Há uma macrozona de adensamento urbano, onde já há ocupação consolidada, bem como uma área voltada à expansão urbanística. A terceira macrozona, destinada ao uso sustentável do solo, tem baixo adensamento populacional e deve conservar condicionantes de conservação. A quarta, de utilidade rural, fica fora do perímetro urbano e é voltada a produtores agropecuários e a empreendimentos minerários ativos — que, depois de encerrados, poderão ter suas áreas reutilizadas de outras formas.

As macrozonas são subdivididas em zoneamentos de uso preferencial, que incluem áreas destinadas especificamente ao uso residencial, espaços voltados a empreendimentos de uso misto, combinando comércio e serviço, e zonas industriais.
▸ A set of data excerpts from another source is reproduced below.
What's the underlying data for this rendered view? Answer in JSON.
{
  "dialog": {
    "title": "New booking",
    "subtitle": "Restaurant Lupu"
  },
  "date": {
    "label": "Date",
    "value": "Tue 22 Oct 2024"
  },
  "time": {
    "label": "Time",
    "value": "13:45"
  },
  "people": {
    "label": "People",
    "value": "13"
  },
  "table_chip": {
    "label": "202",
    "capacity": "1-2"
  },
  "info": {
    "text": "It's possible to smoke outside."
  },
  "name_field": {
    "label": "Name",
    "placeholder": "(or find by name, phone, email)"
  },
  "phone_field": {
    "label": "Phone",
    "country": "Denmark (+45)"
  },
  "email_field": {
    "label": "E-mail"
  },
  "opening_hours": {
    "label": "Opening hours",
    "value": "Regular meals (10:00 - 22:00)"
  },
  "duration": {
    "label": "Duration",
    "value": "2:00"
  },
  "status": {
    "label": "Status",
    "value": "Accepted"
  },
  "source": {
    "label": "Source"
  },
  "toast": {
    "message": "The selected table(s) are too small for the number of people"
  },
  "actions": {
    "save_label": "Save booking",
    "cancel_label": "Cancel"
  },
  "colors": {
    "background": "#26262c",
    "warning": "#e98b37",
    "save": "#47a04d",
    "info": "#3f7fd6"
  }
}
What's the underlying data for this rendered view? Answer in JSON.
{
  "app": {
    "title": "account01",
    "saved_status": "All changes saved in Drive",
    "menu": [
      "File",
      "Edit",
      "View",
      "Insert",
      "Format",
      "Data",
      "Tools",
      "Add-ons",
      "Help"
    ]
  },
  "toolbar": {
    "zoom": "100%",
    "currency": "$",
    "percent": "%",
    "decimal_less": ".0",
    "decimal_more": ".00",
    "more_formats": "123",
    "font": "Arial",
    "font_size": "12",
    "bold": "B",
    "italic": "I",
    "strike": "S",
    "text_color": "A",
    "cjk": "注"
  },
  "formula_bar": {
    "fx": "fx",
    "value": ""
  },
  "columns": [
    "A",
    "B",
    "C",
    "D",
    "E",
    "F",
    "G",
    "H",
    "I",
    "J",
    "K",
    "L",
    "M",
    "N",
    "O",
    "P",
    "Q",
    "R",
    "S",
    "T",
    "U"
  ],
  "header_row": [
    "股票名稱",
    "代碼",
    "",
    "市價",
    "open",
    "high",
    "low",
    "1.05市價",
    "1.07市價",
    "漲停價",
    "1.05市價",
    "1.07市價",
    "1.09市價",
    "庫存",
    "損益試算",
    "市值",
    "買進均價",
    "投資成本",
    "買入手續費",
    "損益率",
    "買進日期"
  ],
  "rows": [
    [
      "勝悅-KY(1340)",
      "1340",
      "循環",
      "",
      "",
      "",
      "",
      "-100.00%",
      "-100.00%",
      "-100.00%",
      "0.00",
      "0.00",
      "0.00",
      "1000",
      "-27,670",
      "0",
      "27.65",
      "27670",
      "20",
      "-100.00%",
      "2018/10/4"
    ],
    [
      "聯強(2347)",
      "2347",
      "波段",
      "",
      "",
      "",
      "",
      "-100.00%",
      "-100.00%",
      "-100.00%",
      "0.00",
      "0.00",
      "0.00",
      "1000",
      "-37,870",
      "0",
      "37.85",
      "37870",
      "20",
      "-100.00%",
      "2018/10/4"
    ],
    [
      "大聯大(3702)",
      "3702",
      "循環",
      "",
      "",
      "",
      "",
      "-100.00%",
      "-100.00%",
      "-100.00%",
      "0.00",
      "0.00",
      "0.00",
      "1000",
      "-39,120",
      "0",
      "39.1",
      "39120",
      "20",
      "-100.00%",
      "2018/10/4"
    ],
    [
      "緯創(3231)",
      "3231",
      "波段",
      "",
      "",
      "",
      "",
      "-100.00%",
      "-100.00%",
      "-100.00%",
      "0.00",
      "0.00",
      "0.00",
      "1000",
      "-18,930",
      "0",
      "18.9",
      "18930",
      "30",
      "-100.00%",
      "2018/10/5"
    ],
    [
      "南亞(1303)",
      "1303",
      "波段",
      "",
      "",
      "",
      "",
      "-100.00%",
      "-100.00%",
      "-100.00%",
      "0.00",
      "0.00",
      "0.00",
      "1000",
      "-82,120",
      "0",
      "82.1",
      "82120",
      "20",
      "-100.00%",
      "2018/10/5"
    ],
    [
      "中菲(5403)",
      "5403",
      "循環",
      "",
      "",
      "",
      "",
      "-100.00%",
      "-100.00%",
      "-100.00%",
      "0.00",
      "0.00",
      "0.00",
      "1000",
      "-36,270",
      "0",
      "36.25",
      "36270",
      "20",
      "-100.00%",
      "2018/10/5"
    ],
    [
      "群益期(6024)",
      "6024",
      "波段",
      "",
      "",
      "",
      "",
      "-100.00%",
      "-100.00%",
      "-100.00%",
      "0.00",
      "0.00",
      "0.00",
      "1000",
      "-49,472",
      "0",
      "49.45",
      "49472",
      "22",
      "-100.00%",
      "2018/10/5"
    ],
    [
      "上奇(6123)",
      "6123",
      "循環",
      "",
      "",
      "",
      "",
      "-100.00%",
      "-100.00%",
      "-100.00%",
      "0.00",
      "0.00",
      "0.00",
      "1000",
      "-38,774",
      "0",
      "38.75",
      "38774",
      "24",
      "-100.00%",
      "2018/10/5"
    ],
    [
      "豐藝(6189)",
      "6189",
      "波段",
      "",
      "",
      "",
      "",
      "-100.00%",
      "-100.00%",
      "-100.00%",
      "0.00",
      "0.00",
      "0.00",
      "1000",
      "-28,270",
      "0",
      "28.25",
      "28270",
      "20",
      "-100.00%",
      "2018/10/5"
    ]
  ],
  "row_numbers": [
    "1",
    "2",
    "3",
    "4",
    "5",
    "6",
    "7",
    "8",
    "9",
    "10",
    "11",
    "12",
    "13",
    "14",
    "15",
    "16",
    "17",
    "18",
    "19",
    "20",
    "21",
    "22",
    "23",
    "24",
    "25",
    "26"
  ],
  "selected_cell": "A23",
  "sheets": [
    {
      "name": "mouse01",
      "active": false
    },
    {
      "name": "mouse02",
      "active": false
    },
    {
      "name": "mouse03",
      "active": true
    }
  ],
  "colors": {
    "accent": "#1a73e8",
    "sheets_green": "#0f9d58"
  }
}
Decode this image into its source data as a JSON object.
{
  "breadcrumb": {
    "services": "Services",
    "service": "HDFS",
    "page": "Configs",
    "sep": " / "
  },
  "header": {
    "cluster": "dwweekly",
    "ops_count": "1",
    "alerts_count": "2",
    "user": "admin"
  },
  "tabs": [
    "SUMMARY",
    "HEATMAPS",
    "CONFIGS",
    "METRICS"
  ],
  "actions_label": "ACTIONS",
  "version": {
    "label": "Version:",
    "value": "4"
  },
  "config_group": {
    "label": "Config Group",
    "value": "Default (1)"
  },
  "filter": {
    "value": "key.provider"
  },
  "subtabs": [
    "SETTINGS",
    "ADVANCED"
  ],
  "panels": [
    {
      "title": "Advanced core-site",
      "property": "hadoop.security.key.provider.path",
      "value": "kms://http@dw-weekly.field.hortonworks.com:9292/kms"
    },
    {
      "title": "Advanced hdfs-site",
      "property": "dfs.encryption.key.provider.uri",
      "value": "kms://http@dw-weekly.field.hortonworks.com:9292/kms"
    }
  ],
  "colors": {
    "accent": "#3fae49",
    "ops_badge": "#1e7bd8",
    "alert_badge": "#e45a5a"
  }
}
Também há zonas especiais, voltadas a questões como habitação de interesse social, destinada a famílias em situação de vulnerabilidade, proteção animal e desenvolvimento turístico.

Na minuta do plano diretor, o prefeito João Marcelo Dieguez (Cidadania) diz que as macrozonas tem por objetivo “estabelecer padrões adequados de urbanização”, “orientar o uso rural, garantindo o manejo consciente e a preservação dos recursos naturais” e “orientar as atividades residenciais, comerciais e industriais para a convivência harmônica com as demais ocupações do território”.

“O adensamento, os usos e as atividades permitidos são conformados de acordo com as características de cada macrozona e orientam o planejamento da infraestrutura e dos serviços para cada localidade”, completa o chefe do Executivo.

Seis eixos

Em linhas gerais, o plano diretor estabelece metas para seis eixos: habitação, mobilidade, meio ambiente, mineração, governança urbana e patrimônio cultural. 

A questão patrimonial, aliás, é tema de uma das seções do documento. Segundo o texto, as características dos sítios arqueológicos e dos bens culturais da cidade precisará ser levada em conta na concepção e execução de obras em áreas públicas e privadas no entorno dos locais considerados importantes para a história nova-limense. 

Na lista de objetivos específicos, aparecem a regulação do parcelamento, do uso e da ocupação do solo e a diversificação da atividade econômica por meio não apenas do turismo, mas também do empreendedorismo e da economia sustentável.

Reserva de espaço para moradias sociais

O plano de incentivo às moradias sociais, por sua vez, aparece em um artigo que determina que condomínios com mais de 50 mil metros quadrados deverão reservar 5% de seu território para a construção de moradias sociais. Essas habitações não precisarão necessariamente ser erguidas em área adjacente aos edifícios.

A estratégia para as moradias sociais contempla também a criação de um programa municipal voltado à construção de residências. A política pública servirá para autorizar a eventual injeção de recursos da prefeitura nas obras, além de facilitar a inferface com programas habitacionais estaduais e federais.

De cunho social ou não, as construções deverão seguir parâmetros urbanísticos que variam conforme as zonas que dividem a cidade. Terrenos localizados em áreas com declividade maior que 30 graus terão de cumprir regras mais rígidas, com maior índice de permeabilidade e apresentação de laudos geológico e geotécnico.

Áreas de mineração poderão ser convertidas

A transformação de lotes originalmente voltados à mineração poderá acontecer por meio de um mecanismo batizado de Área de Diretrizes Especiais (ADE). Para um espaço ser convertido em ADE, será preciso definir parâmetros de uso, ocupação e parcelamento do solo. Essas etapas serão precedidas por estudos técnicos e debate junto à sociedade civil. 

O município também se compromete a auxiliar no controle e fiscalização das zonas de autossalvamento, inclusive com políticas de realocação de ocupações irregulares ou clandestinas nessas áreas.

Ainda no campo da mineração, há veto à ocupação de áreas que estejam suscetíveis a problemas em caso de rompimento de barragem de rejeitos. A proibição também vale para terrenos localizados na proximidade de reservas hídricas, campos de geração de energia e localidades sensíveis a enchentes.